There's the Type I, the slow twitch-red type of fiber.
It has a high oxidative capacity which means it has
a lot of mitochondria and a good capillary network around it.
The Type IIa fibers also called fast twitch-red or
FTR have a moderate-high oxidative capacity so a little bit less
than Type I fibers and the Type IIb fibers also called fast
twitch-white have the lowest oxidative capacity of the three types of muscle fibers.
They have a high glycolytic capacity and they are big fibers and very powerful,
but those fibers have the lowest mitochondrial content or
lowest oxidative capacity. And that's reflected physiologically in the type of
endurance that you see and that's shown in the graph showing
the percent of the initial force generated and as a function of time,
minutes of contractile activity along the bottom.
So when you force at these different types of
fibers that all belong to different types of motor units,
you get different fatigue responses.
So, the Type I motor units in response to
contractile activity don't lose force very much.
They are fatigue resistant.
Now, the Type II motor units, on the other hand,
that consist largely of the Type IIb or Type IIa fibers,
they lose force quite considerably.
That is they fatigue much more rapidly.
When you take the average of those, of course,
you'll get a whole muscle average of fatigue resistance that is a reflection of
how many Type I fibers there are and how many Type II fibers or motor units there are.
So, Type I fibers have a high endurance,
they are not very strong because those fibers are the smallest.

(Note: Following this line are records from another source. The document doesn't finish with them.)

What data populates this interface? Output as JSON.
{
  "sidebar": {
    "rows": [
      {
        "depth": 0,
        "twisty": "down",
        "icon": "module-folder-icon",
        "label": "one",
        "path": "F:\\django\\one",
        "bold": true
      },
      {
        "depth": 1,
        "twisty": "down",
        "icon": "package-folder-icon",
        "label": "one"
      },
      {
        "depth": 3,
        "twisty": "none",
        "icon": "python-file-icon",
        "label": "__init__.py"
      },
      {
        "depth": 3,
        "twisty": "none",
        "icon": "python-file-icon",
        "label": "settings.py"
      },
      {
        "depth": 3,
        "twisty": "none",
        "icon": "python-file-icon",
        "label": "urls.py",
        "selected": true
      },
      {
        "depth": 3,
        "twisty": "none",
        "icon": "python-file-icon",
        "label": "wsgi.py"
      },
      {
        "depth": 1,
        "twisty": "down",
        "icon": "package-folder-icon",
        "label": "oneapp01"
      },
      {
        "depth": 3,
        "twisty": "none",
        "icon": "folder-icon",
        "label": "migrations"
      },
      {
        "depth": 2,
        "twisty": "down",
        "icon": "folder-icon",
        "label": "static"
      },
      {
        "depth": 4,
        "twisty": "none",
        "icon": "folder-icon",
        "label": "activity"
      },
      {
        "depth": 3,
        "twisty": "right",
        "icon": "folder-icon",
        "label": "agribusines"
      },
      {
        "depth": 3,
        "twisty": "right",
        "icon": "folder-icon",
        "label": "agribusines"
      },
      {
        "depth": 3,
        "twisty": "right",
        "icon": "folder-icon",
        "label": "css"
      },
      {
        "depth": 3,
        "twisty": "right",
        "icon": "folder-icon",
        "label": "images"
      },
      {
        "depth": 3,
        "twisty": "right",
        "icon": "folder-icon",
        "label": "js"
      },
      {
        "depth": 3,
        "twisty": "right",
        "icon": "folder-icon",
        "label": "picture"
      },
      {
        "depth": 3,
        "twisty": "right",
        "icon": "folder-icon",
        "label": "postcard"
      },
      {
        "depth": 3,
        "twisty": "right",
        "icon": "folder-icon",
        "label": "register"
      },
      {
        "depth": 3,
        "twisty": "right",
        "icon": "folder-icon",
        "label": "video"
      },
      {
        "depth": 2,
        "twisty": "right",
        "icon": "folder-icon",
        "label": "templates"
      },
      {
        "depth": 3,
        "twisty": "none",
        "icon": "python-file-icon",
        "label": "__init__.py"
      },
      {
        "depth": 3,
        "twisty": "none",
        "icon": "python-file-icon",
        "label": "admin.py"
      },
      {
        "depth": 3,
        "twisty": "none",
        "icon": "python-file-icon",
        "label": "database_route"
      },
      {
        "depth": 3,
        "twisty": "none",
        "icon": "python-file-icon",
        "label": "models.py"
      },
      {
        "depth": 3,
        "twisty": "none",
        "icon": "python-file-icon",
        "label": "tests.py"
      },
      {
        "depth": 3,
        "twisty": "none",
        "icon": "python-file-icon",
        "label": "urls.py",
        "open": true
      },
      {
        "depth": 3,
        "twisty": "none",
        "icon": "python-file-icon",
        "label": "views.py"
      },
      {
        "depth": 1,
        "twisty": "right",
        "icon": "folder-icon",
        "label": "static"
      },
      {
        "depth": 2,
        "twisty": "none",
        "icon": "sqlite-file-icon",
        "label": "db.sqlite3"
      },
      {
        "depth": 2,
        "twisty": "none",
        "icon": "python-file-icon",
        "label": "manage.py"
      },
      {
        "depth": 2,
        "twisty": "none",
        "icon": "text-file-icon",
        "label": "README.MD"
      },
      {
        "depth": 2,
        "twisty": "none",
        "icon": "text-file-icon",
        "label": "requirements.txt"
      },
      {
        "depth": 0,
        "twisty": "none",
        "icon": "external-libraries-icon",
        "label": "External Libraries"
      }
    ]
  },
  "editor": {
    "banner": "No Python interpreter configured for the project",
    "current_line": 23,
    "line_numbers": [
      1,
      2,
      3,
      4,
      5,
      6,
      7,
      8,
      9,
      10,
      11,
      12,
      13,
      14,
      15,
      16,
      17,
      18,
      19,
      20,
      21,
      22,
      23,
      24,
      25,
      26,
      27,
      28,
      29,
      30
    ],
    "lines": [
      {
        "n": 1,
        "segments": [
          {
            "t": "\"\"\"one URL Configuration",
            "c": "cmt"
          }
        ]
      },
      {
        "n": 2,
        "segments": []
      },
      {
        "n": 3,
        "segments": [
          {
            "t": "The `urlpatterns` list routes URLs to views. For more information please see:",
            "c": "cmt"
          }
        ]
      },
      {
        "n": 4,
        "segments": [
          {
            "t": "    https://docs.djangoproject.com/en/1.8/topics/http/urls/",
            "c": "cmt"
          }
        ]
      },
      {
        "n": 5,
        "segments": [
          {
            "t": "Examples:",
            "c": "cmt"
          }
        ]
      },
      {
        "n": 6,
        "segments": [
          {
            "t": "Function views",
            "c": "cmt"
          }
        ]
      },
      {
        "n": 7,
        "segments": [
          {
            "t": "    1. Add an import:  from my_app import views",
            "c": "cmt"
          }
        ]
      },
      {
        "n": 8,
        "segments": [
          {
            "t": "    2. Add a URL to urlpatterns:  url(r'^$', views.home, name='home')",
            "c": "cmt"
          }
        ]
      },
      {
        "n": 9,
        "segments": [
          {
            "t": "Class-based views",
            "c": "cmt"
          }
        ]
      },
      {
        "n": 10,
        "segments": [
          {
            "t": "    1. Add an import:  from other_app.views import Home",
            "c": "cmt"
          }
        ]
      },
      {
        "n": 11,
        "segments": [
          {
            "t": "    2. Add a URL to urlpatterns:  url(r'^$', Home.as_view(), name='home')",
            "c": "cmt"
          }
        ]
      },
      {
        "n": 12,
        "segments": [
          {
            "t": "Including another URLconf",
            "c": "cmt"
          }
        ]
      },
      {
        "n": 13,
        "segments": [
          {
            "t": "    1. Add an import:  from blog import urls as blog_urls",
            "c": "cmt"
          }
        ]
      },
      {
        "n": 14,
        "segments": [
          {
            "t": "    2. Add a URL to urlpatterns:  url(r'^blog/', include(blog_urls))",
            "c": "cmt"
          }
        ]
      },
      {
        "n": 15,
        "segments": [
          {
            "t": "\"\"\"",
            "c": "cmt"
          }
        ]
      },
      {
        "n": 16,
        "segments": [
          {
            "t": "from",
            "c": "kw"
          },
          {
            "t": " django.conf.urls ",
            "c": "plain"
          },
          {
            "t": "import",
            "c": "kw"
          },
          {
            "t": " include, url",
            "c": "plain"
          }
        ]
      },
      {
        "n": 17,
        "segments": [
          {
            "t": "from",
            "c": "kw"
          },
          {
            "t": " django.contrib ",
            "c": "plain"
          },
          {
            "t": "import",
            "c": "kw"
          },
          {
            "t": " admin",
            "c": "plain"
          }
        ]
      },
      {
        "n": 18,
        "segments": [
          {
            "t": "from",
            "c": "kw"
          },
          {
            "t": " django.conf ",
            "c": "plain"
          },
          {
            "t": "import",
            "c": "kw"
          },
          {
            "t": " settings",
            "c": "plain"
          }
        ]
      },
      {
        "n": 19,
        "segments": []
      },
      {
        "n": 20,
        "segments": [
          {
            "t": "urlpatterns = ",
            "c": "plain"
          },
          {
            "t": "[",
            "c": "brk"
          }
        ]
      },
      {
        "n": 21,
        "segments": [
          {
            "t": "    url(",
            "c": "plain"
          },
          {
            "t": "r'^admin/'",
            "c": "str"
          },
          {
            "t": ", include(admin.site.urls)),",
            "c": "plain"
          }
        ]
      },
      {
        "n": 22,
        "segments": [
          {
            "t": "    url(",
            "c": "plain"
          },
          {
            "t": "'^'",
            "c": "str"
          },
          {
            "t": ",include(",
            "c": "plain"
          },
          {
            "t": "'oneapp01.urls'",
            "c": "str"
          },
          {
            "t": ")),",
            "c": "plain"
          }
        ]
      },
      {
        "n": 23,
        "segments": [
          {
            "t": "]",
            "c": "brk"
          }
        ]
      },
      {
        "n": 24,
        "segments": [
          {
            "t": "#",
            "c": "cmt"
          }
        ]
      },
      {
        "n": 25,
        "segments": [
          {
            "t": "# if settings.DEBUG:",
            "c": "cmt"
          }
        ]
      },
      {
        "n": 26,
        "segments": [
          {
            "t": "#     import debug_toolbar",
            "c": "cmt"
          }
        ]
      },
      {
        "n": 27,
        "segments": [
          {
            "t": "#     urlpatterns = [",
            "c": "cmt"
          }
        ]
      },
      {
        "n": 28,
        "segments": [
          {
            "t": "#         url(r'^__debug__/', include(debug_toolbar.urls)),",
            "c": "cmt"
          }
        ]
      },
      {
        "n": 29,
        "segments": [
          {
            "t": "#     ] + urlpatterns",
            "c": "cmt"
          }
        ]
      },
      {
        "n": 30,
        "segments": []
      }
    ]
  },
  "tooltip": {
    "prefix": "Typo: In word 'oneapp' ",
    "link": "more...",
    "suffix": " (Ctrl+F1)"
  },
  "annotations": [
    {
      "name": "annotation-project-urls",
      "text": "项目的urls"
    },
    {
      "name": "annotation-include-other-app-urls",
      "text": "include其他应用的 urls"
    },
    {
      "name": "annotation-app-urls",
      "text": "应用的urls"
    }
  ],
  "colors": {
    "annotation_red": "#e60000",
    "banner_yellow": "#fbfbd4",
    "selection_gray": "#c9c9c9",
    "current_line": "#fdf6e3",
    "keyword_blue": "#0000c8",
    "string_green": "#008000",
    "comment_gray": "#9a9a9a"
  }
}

So, they have a low force generating capacity, low total strength.
On the other hand, the Type IIb fibers can produce
a great deal of force because they are bigger fibers,
but they have very poor endurance capacity because of their low mitochondrial content.
So in this talk, we're going to speak about mitochondria and how it
contributes to muscle physiology,
how mitochondria adapts in response to exercise and
the molecular signalling involved in maintaining mitochondria in muscle.